When we finished up, there was a final drink, along with a round of small talk. Flora surprised me by interrupting a discussion of the Thimble Islands to mention my walking the Pattern in Rebma, which had restored my memory. She then suggested this might serve as a remedy for whatever had been done to Merlin’s mind. Indeed. Another reason to follow up tomorrow’s breakfast with a very long trip through Shadow, as far as we could go.
All the way.
Merlin expressed concern for the shipping difficulties, pushing Flora for her thoughts on conducting actual shipping, using the nearest major wharf, back in New Haven. For whatever reason, Flora frowned on the idea.
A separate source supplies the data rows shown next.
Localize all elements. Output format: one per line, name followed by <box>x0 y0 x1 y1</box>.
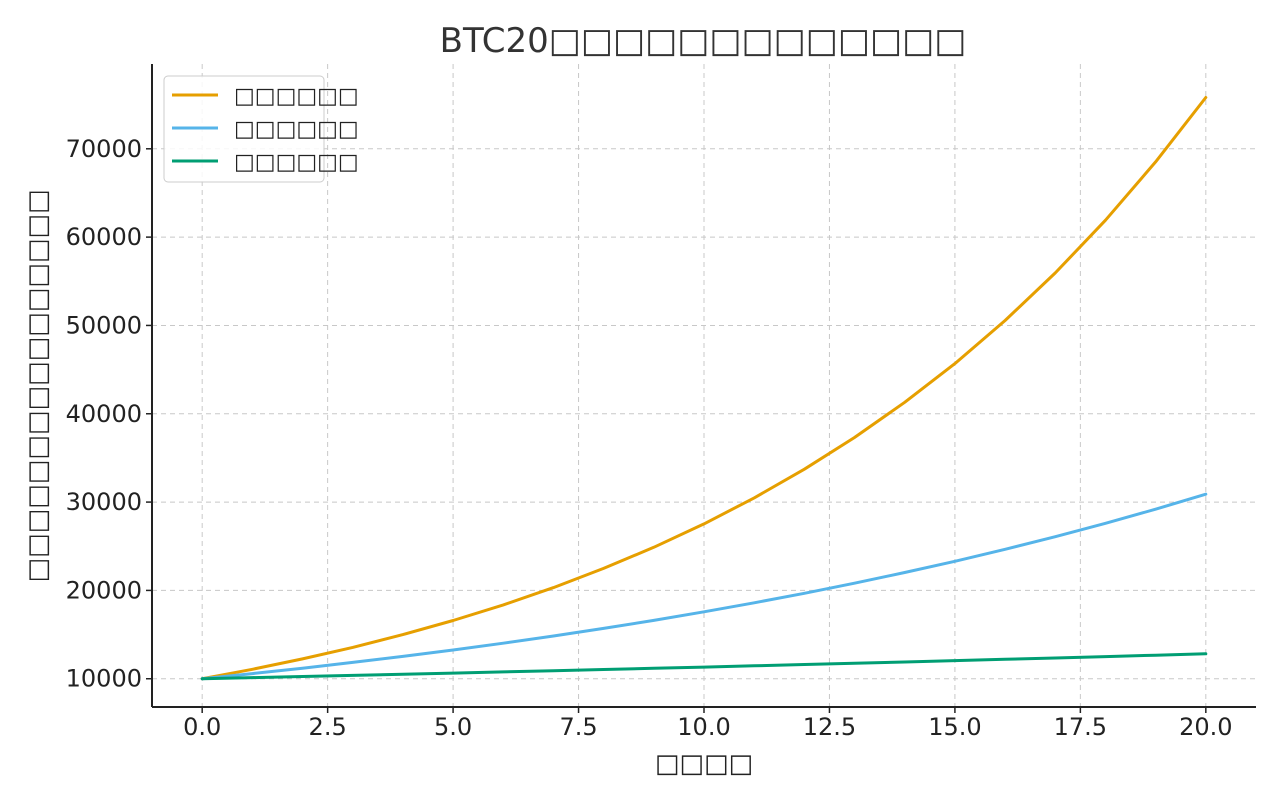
y-ticks: 10000 20000 30000 40000 50000 60000 70000 <box>66 135 152 693</box>
series-line-1 <box>200 492 1208 681</box>
y-tick-label: 50000 <box>66 311 142 339</box>
y-tick-label: 20000 <box>66 576 142 604</box>
x-tick-label: 15.0 <box>928 713 981 741</box>
x-tick-label: 12.5 <box>803 713 856 741</box>
legend: □□□□□□ □□□□□□ □□□□□□ <box>163 75 359 183</box>
y-axis-title: □□□□□□□□□□□□□□□□ <box>23 189 53 582</box>
y-tick-label: 70000 <box>66 135 142 163</box>
x-tick-label: 20.0 <box>1179 713 1232 741</box>
legend-box <box>163 75 325 183</box>
grid <box>152 64 1256 707</box>
x-tick-label: 17.5 <box>1054 713 1107 741</box>
legend-label-1: □□□□□□ <box>234 117 359 142</box>
chart-title: BTC20□□□□□□□□□□□□□ <box>440 21 967 61</box>
series-line-0 <box>200 96 1208 681</box>
x-tick-label: 2.5 <box>309 713 347 741</box>
y-tick-label: 60000 <box>66 223 142 251</box>
series-line-2 <box>200 652 1208 681</box>
legend-label-2: □□□□□□ <box>234 150 359 175</box>
x-axis-title: □□□□ <box>655 749 753 779</box>
x-tick-label: 10.0 <box>677 713 730 741</box>
legend-label-0: □□□□□□ <box>234 84 359 109</box>
y-tick-label: 40000 <box>66 400 142 428</box>
y-tick-label: 10000 <box>66 665 142 693</box>
x-ticks: 0.0 2.5 5.0 7.5 10.0 12.5 15.0 17.5 20.0 <box>183 707 1233 741</box>
series-layer <box>200 96 1208 681</box>
y-tick-label: 30000 <box>66 488 142 516</box>
x-tick-label: 7.5 <box>559 713 597 741</box>
x-tick-label: 5.0 <box>434 713 472 741</box>
x-tick-label: 0.0 <box>183 713 221 741</box>
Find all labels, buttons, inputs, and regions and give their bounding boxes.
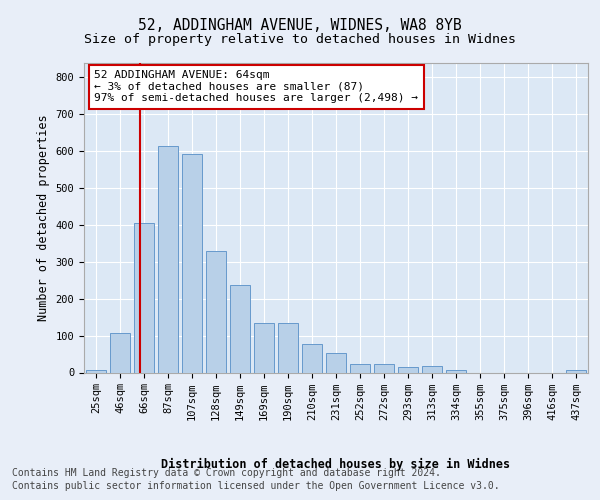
Bar [182,154,202,372]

Probably worried this would draw genuine pirates into the Sound and within view of her idyllic retreat. Maio paid no attention to any of the talk of either Rebma or the New Haven wharf, using every opportunity to engage Anya in conversation.
Afterward, four tired persons found beds in Flora’s mansion, since three of them would be leaving for Manhattan before dawn. Anya wrote something down on a piece of paper for Maio before she left on her drive home.
Which is why I drifted off to sleep wistful, sad, yet also oddly pleased. The old character who had so much knowledge of living on the edge of things, of music, of harps, might be a little off-the-wall (though who was I to call a kettle black?), but he had something I had lost. He had a life.
One day soon, I would too. Perhaps it was that thought which sent me off into dreams and the dark, smiling and happy. More probably though, it was just the wine.